The brain's reward system is triggered when a person uses an addictive drug. Often activating of this system with substances can lead to dependence. The brain reward system is usually sparked off when we engage in practices that are great for us. It is part and parcel of our natural capability to get used to and survive. So, the brain thinks that something significant for the survival is occurring every time something triggers this system. In that case, the brain rewards that activity by making one feel good.


For example, when we get thirsty, we drink water, which stimulates the reward system so we continue to repeat this action. Dependent substances hijack this system, leading to emotions of joy for activities that are really dangerous. The brain reward system is more strongly affected by addictive substances.


Dependency And The Biochemistry

A necessary role in the reward system is dopamine. Dopamine signals the limbic system and occurs naturally in the brain.

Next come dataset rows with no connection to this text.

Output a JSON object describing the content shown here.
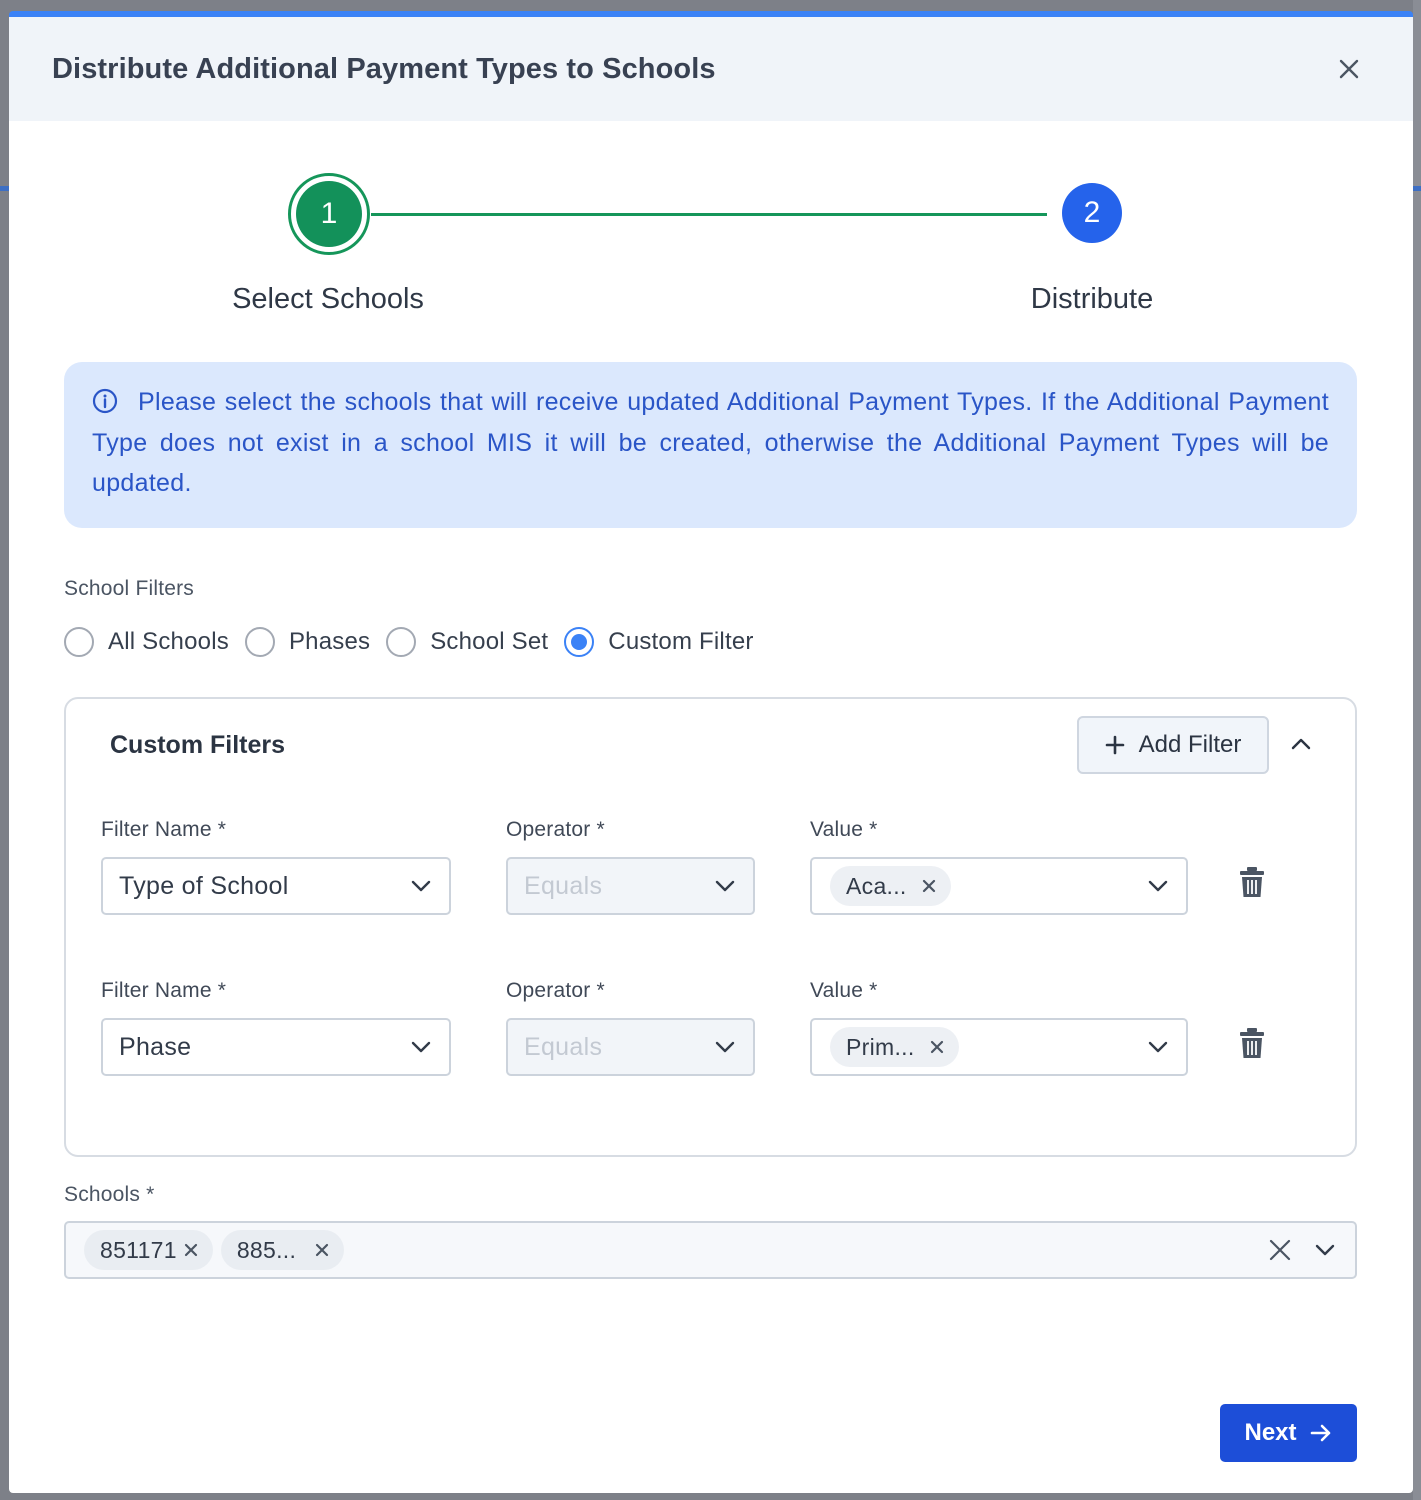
{
  "modal": {
    "title": "Distribute Additional Payment Types to Schools"
  },
  "stepper": {
    "steps": [
      {
        "number": "1",
        "label": "Select Schools",
        "status": "current"
      },
      {
        "number": "2",
        "label": "Distribute",
        "status": "pending"
      }
    ]
  },
  "info": {
    "text": "Please select the schools that will receive updated Additional Payment Types. If the Additional Payment Type does not exist in a school MIS it will be created, otherwise the Additional Payment Types will be updated."
  },
  "school_filters": {
    "label": "School Filters",
    "options": [
      {
        "label": "All Schools",
        "checked": false
      },
      {
        "label": "Phases",
        "checked": false
      },
      {
        "label": "School Set",
        "checked": false
      },
      {
        "label": "Custom Filter",
        "checked": true
      }
    ]
  },
  "custom_filters": {
    "title": "Custom Filters",
    "add_filter_label": "Add Filter",
    "rows": [
      {
        "filter_name_label": "Filter Name *",
        "filter_name_value": "Type of School",
        "operator_label": "Operator *",
        "operator_value": "Equals",
        "value_label": "Value *",
        "value_chip": "Aca..."
      },
      {
        "filter_name_label": "Filter Name *",
        "filter_name_value": "Phase",
        "operator_label": "Operator *",
        "operator_value": "Equals",
        "value_label": "Value *",
        "value_chip": "Prim..."
      }
    ]
  },
  "schools": {
    "label": "Schools *",
    "chips": [
      "851171",
      "885..."
    ]
  },
  "footer": {
    "next_label": "Next"
  },
  "colors": {
    "accent_top": "#3b82f6",
    "step_complete": "#13915a",
    "step_pending": "#2563eb",
    "info_bg": "#dbe8fd",
    "info_text": "#2a55c7",
    "primary_button": "#1d4ed8"
  }
}
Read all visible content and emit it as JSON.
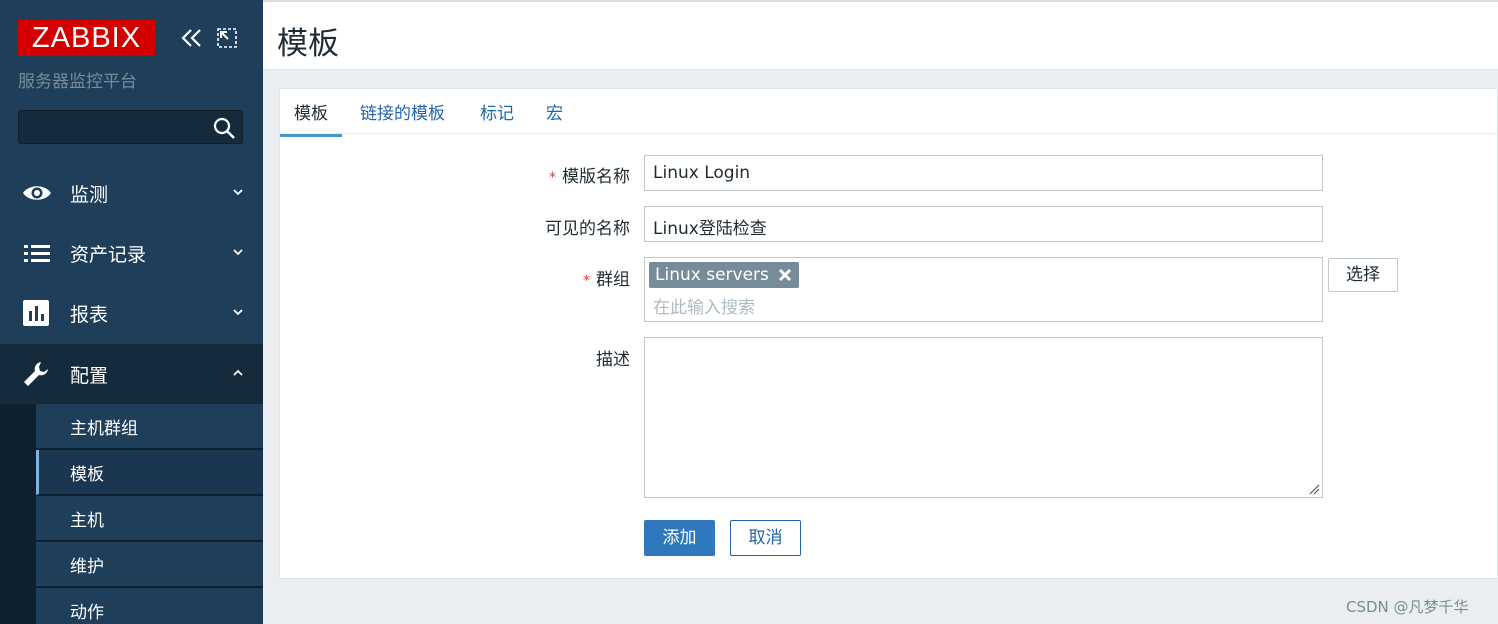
{
  "brand": {
    "logo_text": "ZABBIX",
    "subtitle": "服务器监控平台",
    "accent": "#d40000"
  },
  "sidebar": {
    "search_placeholder": "",
    "menu": [
      {
        "label": "监测",
        "icon": "eye-icon",
        "expanded": false
      },
      {
        "label": "资产记录",
        "icon": "list-icon",
        "expanded": false
      },
      {
        "label": "报表",
        "icon": "bar-chart-icon",
        "expanded": false
      },
      {
        "label": "配置",
        "icon": "wrench-icon",
        "expanded": true
      }
    ],
    "submenu": [
      {
        "label": "主机群组"
      },
      {
        "label": "模板",
        "selected": true
      },
      {
        "label": "主机"
      },
      {
        "label": "维护"
      },
      {
        "label": "动作"
      }
    ]
  },
  "header": {
    "title": "模板"
  },
  "tabs": [
    {
      "label": "模板",
      "active": true
    },
    {
      "label": "链接的模板"
    },
    {
      "label": "标记"
    },
    {
      "label": "宏"
    }
  ],
  "form": {
    "template_name": {
      "label": "模版名称",
      "required": true,
      "value": "Linux Login"
    },
    "visible_name": {
      "label": "可见的名称",
      "value": "Linux登陆检查"
    },
    "groups": {
      "label": "群组",
      "required": true,
      "chips": [
        "Linux servers"
      ],
      "placeholder": "在此输入搜索",
      "select_label": "选择"
    },
    "description": {
      "label": "描述",
      "value": ""
    },
    "add_label": "添加",
    "cancel_label": "取消"
  },
  "watermark": "CSDN @凡梦千华"
}
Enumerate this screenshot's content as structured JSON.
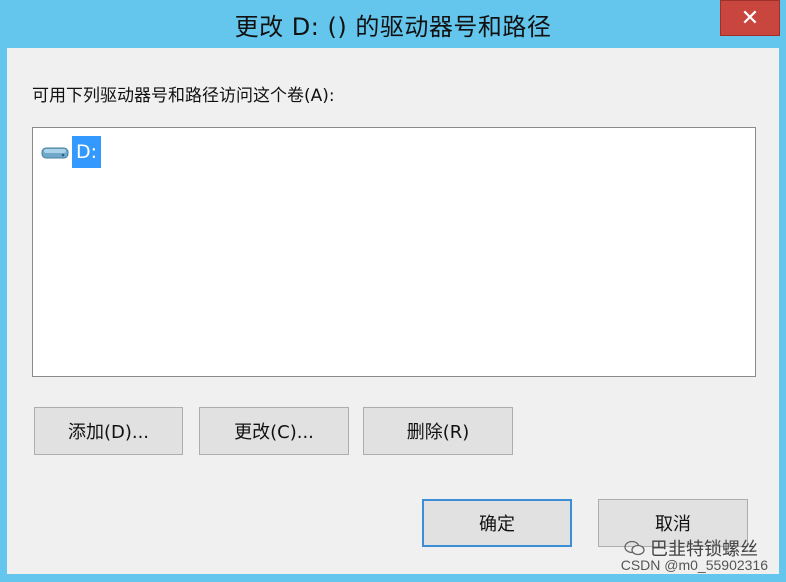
{
  "window": {
    "title": "更改 D: () 的驱动器号和路径",
    "close_glyph": "✕"
  },
  "prompt_label": "可用下列驱动器号和路径访问这个卷(A):",
  "list": {
    "items": [
      {
        "label": "D:",
        "icon": "drive-icon",
        "selected": true
      }
    ]
  },
  "buttons": {
    "add": "添加(D)...",
    "change": "更改(C)...",
    "remove": "删除(R)",
    "ok": "确定",
    "cancel": "取消"
  },
  "watermark": {
    "line1": "巴韭特锁螺丝",
    "line2": "CSDN @m0_55902316"
  },
  "colors": {
    "title_bar": "#64c6ec",
    "close_button": "#c9463e",
    "selection": "#3399ff",
    "dialog_background": "#f0f0f0"
  }
}
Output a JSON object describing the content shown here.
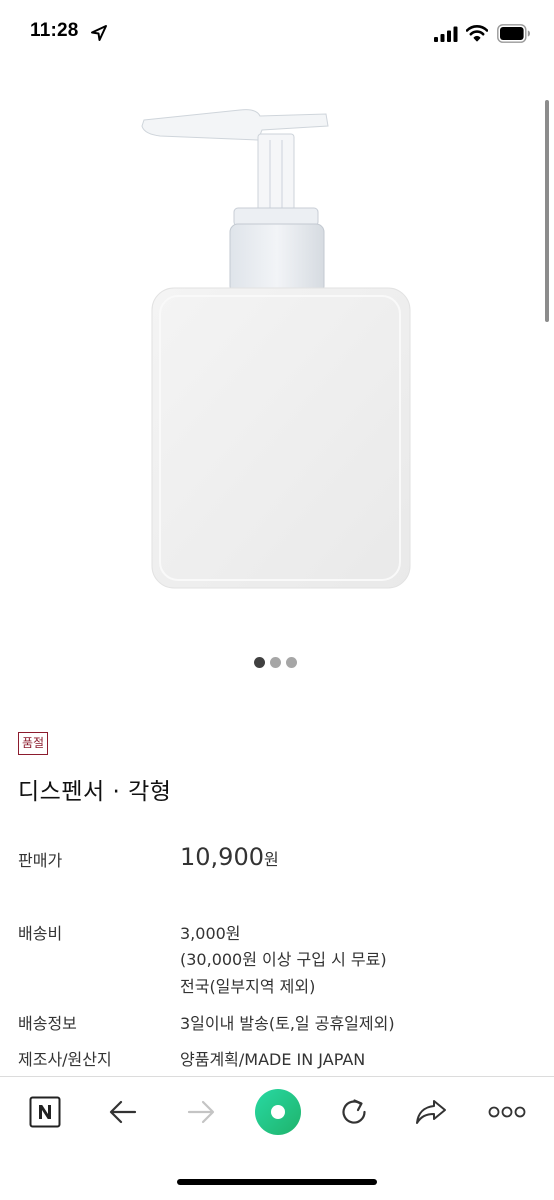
{
  "status_bar": {
    "time": "11:28"
  },
  "product": {
    "badge": "품절",
    "title": "디스펜서 · 각형",
    "price_label": "판매가",
    "price_amount": "10,900",
    "price_unit": "원",
    "shipping_label": "배송비",
    "shipping_lines": [
      "3,000원",
      "(30,000원 이상 구입 시 무료)",
      "전국(일부지역 제외)"
    ],
    "delivery_label": "배송정보",
    "delivery_value": "3일이내 발송(토,일 공휴일제외)",
    "maker_label": "제조사/원산지",
    "maker_value": "양품계획/MADE IN JAPAN"
  },
  "carousel": {
    "total": 3,
    "active": 1
  },
  "colors": {
    "badge": "#8c1c2e",
    "green_button": "#2ecc71",
    "text": "#333333"
  }
}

When presented into the reward system, substances sometime ape dopamine or lead to an excessive production of it inside the brain.

Regular actions that trigger the brain reward system (eating, drinking, sex, music') don't rewire the brain for dependency because they release regular dopamine levels.

Substances that are addictive can produce more that 10 times dopamine, that the normal reward activities.

Dopamine is usually combined with floods neuroreceptors by drugs. The "high" that comes with substance abuse is the consequence. The human brain can't create regular dopamine levels normally after prolonged and constant substance abuse. The reward system becomes enslaved by the addictive substances.

This causes the brain to crave the substance in order to get dopamine back to normal levels. Users that find themselves in these situations have to use drugs in order to feel good.


Neurofeedback In Dependency

A method of addiction treatment getting popularity is neurofeedback. It is also referred to as (EEG)Electroencephalogram, Biofeedback. Neurofeedback is a brain coaching procedure that greatly aids the brain to adapt to perform better. Sensors are applied to the scalp by the person performing the therapy that monitor brain activity during this process. When the brain changes its own activities for the better and to more healthier routines, the administrator rewards it.

Neurofeedback supports to aim the essential effects that may be causing dependence, like

  • Being depressed
  • Being anxious
  • Being traumatized
  • Sleeplessness

For a lot of people, neurofeedback has been a successful treatment for addition by assisting the brain figure out how to function without drugs again. Many therapy bases provide neurofeedback as a piece of a great recovery strategy. Find the perfect treatment centre for your needs by contacting us today on 0800 246 1509.